Tester was joined by Operations Director of R-CALF USA Candace Bullard, Columbus Rancher and Member of the United States Cattlemen's Association Leo McDonnell, and Corine Thatcher Day of the of the Yellowstone Valley Citizen Council's Community Food Campaign.
"Montana producers raise the best beef in the world, and it's time that folks know for certain when they're buying American beef at the supermarket," Tester said. "Beef raised in the USA faces the strictest standards to ensure the highest quality of meat. My bipartisan legislation will level the playing field for Montana's family farmers and ranchers and guarantee American families the choice of the highest quality beef by making sure they know where their food is coming from."
The American Beef Labeling Act also is sponsored by Senators John Thune (R-SD), Cory Booker (D-NJ) and Mike Rounds (R-SD). Tester said he has been determined to reinstate COOL since its 2015 repeal, and in 2020 introduced a bipartisan resolution urging the U.S. to enter into necessary trade negotiations to allow the United States to re-implement it in a manner that is compliant with WTO regulations.
"The House needs to pass this legislation," said during a phone interview last week. "I am calling upon them to do it, and hopefully they will get it done. "We had mandatory country of origin labeling in 2015. Some folks brought up a challenge to it through the World Trade Organization, and we dropped it.
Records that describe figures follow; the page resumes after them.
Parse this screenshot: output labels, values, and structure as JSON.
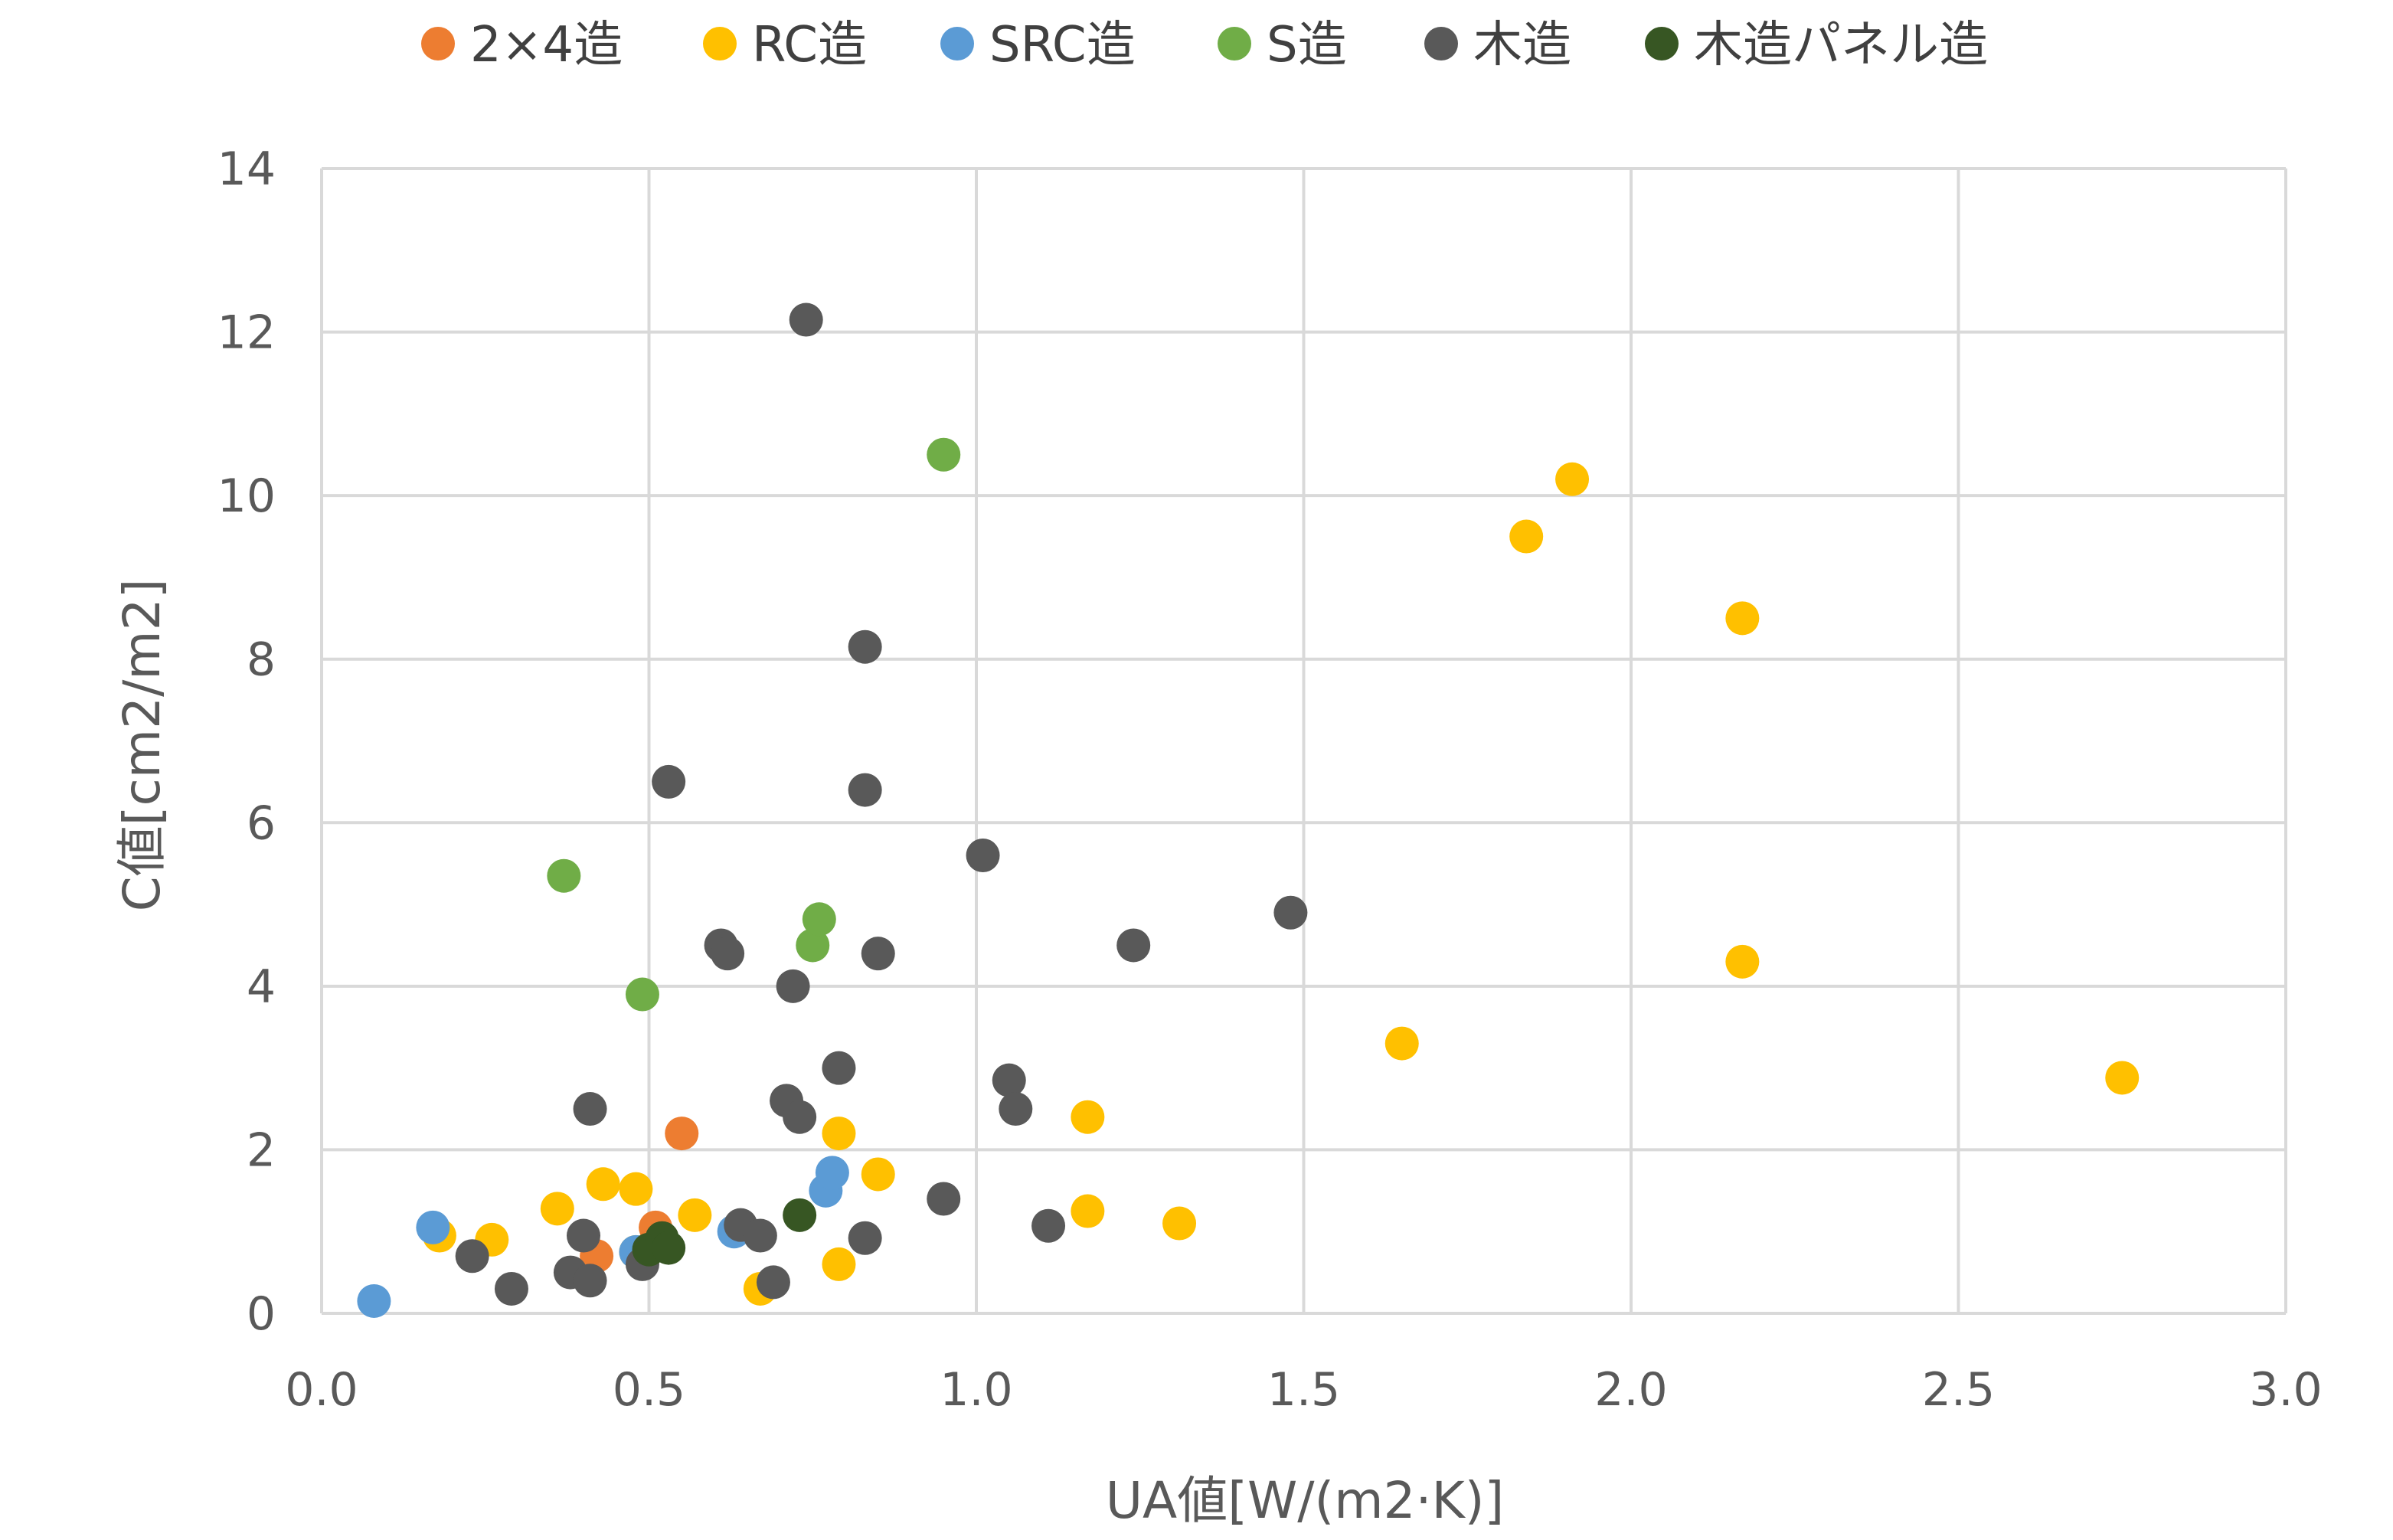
{
  "chart_data": {
    "type": "scatter",
    "xlabel": "UA値[W/(m2·K)]",
    "ylabel": "C値[cm2/m2]",
    "xlim": [
      0,
      3
    ],
    "ylim": [
      0,
      14
    ],
    "x_ticks": [
      "0.0",
      "0.5",
      "1.0",
      "1.5",
      "2.0",
      "2.5",
      "3.0"
    ],
    "y_ticks": [
      "0",
      "2",
      "4",
      "6",
      "8",
      "10",
      "12",
      "14"
    ],
    "grid": true,
    "legend_position": "top",
    "series": [
      {
        "name": "2×4造",
        "color": "#ED7D31",
        "points": [
          [
            0.51,
            1.05
          ],
          [
            0.42,
            0.7
          ],
          [
            0.55,
            2.2
          ]
        ]
      },
      {
        "name": "RC造",
        "color": "#FFC000",
        "points": [
          [
            0.18,
            0.95
          ],
          [
            0.26,
            0.9
          ],
          [
            0.36,
            1.28
          ],
          [
            0.43,
            1.58
          ],
          [
            0.48,
            1.52
          ],
          [
            0.48,
            0.75
          ],
          [
            0.57,
            1.2
          ],
          [
            0.67,
            0.3
          ],
          [
            0.79,
            2.2
          ],
          [
            0.79,
            0.6
          ],
          [
            0.85,
            1.7
          ],
          [
            1.17,
            2.4
          ],
          [
            1.17,
            1.25
          ],
          [
            1.31,
            1.1
          ],
          [
            1.65,
            3.3
          ],
          [
            1.84,
            9.5
          ],
          [
            1.91,
            10.2
          ],
          [
            2.17,
            8.5
          ],
          [
            2.17,
            4.3
          ],
          [
            2.75,
            2.88
          ]
        ]
      },
      {
        "name": "SRC造",
        "color": "#5B9BD5",
        "points": [
          [
            0.08,
            0.15
          ],
          [
            0.17,
            1.05
          ],
          [
            0.48,
            0.75
          ],
          [
            0.63,
            1.0
          ],
          [
            0.77,
            1.5
          ],
          [
            0.78,
            1.72
          ]
        ]
      },
      {
        "name": "S造",
        "color": "#70AD47",
        "points": [
          [
            0.37,
            5.35
          ],
          [
            0.49,
            3.9
          ],
          [
            0.75,
            4.5
          ],
          [
            0.76,
            4.82
          ],
          [
            0.95,
            10.5
          ]
        ]
      },
      {
        "name": "木造",
        "color": "#595959",
        "points": [
          [
            0.23,
            0.7
          ],
          [
            0.29,
            0.3
          ],
          [
            0.38,
            0.5
          ],
          [
            0.4,
            0.95
          ],
          [
            0.41,
            0.4
          ],
          [
            0.41,
            2.5
          ],
          [
            0.49,
            0.6
          ],
          [
            0.53,
            6.5
          ],
          [
            0.61,
            4.5
          ],
          [
            0.62,
            4.4
          ],
          [
            0.64,
            1.08
          ],
          [
            0.67,
            0.95
          ],
          [
            0.69,
            0.38
          ],
          [
            0.71,
            2.6
          ],
          [
            0.72,
            4.0
          ],
          [
            0.73,
            2.4
          ],
          [
            0.74,
            12.15
          ],
          [
            0.79,
            3.0
          ],
          [
            0.83,
            0.92
          ],
          [
            0.83,
            8.15
          ],
          [
            0.83,
            6.4
          ],
          [
            0.85,
            4.4
          ],
          [
            0.95,
            1.4
          ],
          [
            1.01,
            5.6
          ],
          [
            1.05,
            2.85
          ],
          [
            1.06,
            2.5
          ],
          [
            1.11,
            1.07
          ],
          [
            1.24,
            4.5
          ],
          [
            1.48,
            4.9
          ]
        ]
      },
      {
        "name": "木造パネル造",
        "color": "#375623",
        "points": [
          [
            0.5,
            0.78
          ],
          [
            0.52,
            0.92
          ],
          [
            0.53,
            0.8
          ],
          [
            0.73,
            1.2
          ]
        ]
      }
    ]
  }
}
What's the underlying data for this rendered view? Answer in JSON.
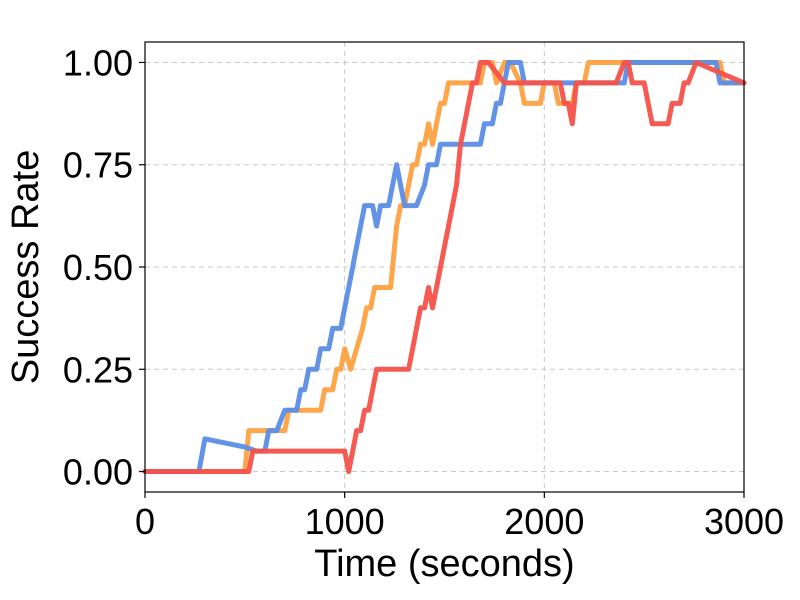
{
  "chart_data": {
    "type": "line",
    "title": "",
    "xlabel": "Time (seconds)",
    "ylabel": "Success Rate",
    "xlim": [
      0,
      3000
    ],
    "ylim": [
      -0.05,
      1.05
    ],
    "xticks": [
      0,
      1000,
      2000,
      3000
    ],
    "xtick_labels": [
      "0",
      "1000",
      "2000",
      "3000"
    ],
    "yticks": [
      0,
      0.25,
      0.5,
      0.75,
      1.0
    ],
    "ytick_labels": [
      "0.00",
      "0.25",
      "0.50",
      "0.75",
      "1.00"
    ],
    "grid": true,
    "legend": "none",
    "series": [
      {
        "color": "#ffa040",
        "x": [
          0,
          500,
          520,
          700,
          720,
          770,
          790,
          880,
          900,
          940,
          960,
          980,
          1000,
          1030,
          1060,
          1090,
          1110,
          1130,
          1150,
          1230,
          1260,
          1280,
          1300,
          1320,
          1340,
          1360,
          1380,
          1400,
          1420,
          1440,
          1460,
          1480,
          1500,
          1520,
          1540,
          1560,
          1600,
          1680,
          1700,
          1740,
          1760,
          1800,
          1830,
          1880,
          1900,
          1980,
          2000,
          2050,
          2070,
          2140,
          2160,
          2200,
          2220,
          2300,
          2320,
          2800,
          2830,
          2880,
          2900,
          3000
        ],
        "y": [
          0,
          0,
          0.1,
          0.1,
          0.15,
          0.15,
          0.15,
          0.15,
          0.2,
          0.2,
          0.25,
          0.25,
          0.3,
          0.25,
          0.3,
          0.35,
          0.4,
          0.4,
          0.45,
          0.45,
          0.6,
          0.65,
          0.65,
          0.7,
          0.75,
          0.75,
          0.8,
          0.8,
          0.85,
          0.8,
          0.85,
          0.9,
          0.9,
          0.95,
          0.95,
          0.95,
          0.95,
          0.95,
          1.0,
          1.0,
          0.95,
          1.0,
          1.0,
          0.95,
          0.9,
          0.9,
          0.95,
          0.95,
          0.9,
          0.9,
          0.95,
          0.95,
          1.0,
          1.0,
          1.0,
          1.0,
          1.0,
          1.0,
          0.95,
          0.95
        ]
      },
      {
        "color": "#5b8de6",
        "x": [
          0,
          270,
          300,
          400,
          500,
          560,
          600,
          620,
          640,
          660,
          700,
          740,
          760,
          780,
          800,
          820,
          840,
          860,
          880,
          900,
          920,
          940,
          960,
          980,
          1000,
          1020,
          1040,
          1060,
          1080,
          1100,
          1120,
          1140,
          1160,
          1180,
          1200,
          1220,
          1240,
          1260,
          1280,
          1300,
          1330,
          1360,
          1400,
          1420,
          1440,
          1460,
          1480,
          1500,
          1540,
          1660,
          1680,
          1700,
          1720,
          1740,
          1760,
          1780,
          1800,
          1820,
          1840,
          1860,
          1880,
          1900,
          1940,
          2000,
          2400,
          2420,
          2840,
          2860,
          2880,
          2900,
          3000
        ],
        "y": [
          0,
          0,
          0.08,
          0.07,
          0.06,
          0.05,
          0.05,
          0.1,
          0.1,
          0.1,
          0.15,
          0.15,
          0.15,
          0.2,
          0.2,
          0.25,
          0.25,
          0.25,
          0.3,
          0.3,
          0.3,
          0.35,
          0.35,
          0.35,
          0.4,
          0.45,
          0.5,
          0.55,
          0.6,
          0.65,
          0.65,
          0.65,
          0.6,
          0.65,
          0.65,
          0.65,
          0.7,
          0.75,
          0.7,
          0.65,
          0.65,
          0.65,
          0.7,
          0.75,
          0.75,
          0.75,
          0.8,
          0.8,
          0.8,
          0.8,
          0.8,
          0.85,
          0.85,
          0.85,
          0.9,
          0.9,
          0.95,
          1.0,
          1.0,
          1.0,
          1.0,
          0.95,
          0.95,
          0.95,
          0.95,
          1.0,
          1.0,
          1.0,
          0.95,
          0.95,
          0.95
        ]
      },
      {
        "color": "#f5524a",
        "x": [
          0,
          520,
          540,
          980,
          1000,
          1020,
          1040,
          1060,
          1080,
          1100,
          1120,
          1140,
          1160,
          1200,
          1220,
          1320,
          1340,
          1360,
          1380,
          1400,
          1420,
          1440,
          1460,
          1480,
          1500,
          1520,
          1540,
          1560,
          1580,
          1600,
          1620,
          1640,
          1660,
          1680,
          1700,
          1720,
          1800,
          1830,
          1860,
          2080,
          2100,
          2120,
          2140,
          2160,
          2180,
          2360,
          2400,
          2420,
          2440,
          2460,
          2500,
          2520,
          2540,
          2620,
          2640,
          2660,
          2680,
          2700,
          2720,
          2760,
          3000
        ],
        "y": [
          0,
          0,
          0.05,
          0.05,
          0.05,
          0.0,
          0.05,
          0.1,
          0.1,
          0.15,
          0.15,
          0.2,
          0.25,
          0.25,
          0.25,
          0.25,
          0.3,
          0.35,
          0.4,
          0.4,
          0.45,
          0.4,
          0.45,
          0.5,
          0.55,
          0.6,
          0.65,
          0.7,
          0.8,
          0.85,
          0.9,
          0.95,
          0.95,
          1.0,
          1.0,
          1.0,
          0.95,
          0.95,
          0.95,
          0.95,
          0.9,
          0.9,
          0.85,
          0.95,
          0.95,
          0.95,
          1.0,
          1.0,
          0.95,
          0.95,
          0.95,
          0.9,
          0.85,
          0.85,
          0.9,
          0.9,
          0.9,
          0.95,
          0.95,
          1.0,
          0.95
        ]
      }
    ]
  }
}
I thought it was a mistake then, I thin it is a mistake now. I think we can maintain our trading partners and make this thing WTO compliment, and that is what this bill will do."
As the only working farmer in the U.S. Senate, Tester said he has long been an advocate for increased market transparency and more competitive practices for Montana producers. He recently introduced his bipartisan Meatpacking Special Investigator Act which would create a new dedicated office within the Department of Agriculture's Packers and Stockyards Division, addressing anticompetitive practices in the meat and poultry industries. He also recently introduced his bipartisan Livestock Disaster Relief Act with Senator Hoeven (R-ND) to ensure Montana's ranchers receive necessary relief to recover from future disasters.
Specifically to Valley County, Tester said he believes the American Beef Labeling Act "helps both the consumer and the cow/calf operators - small and medium size feeders. It makes it so 'made in the United States,' 'product of the USA,' can be differentiated in the marketplace. I think that gives us a market advantage, and I think that creates market demand, and I think the more demand, the better the outlook is at all levels, but especially the cow/calf level."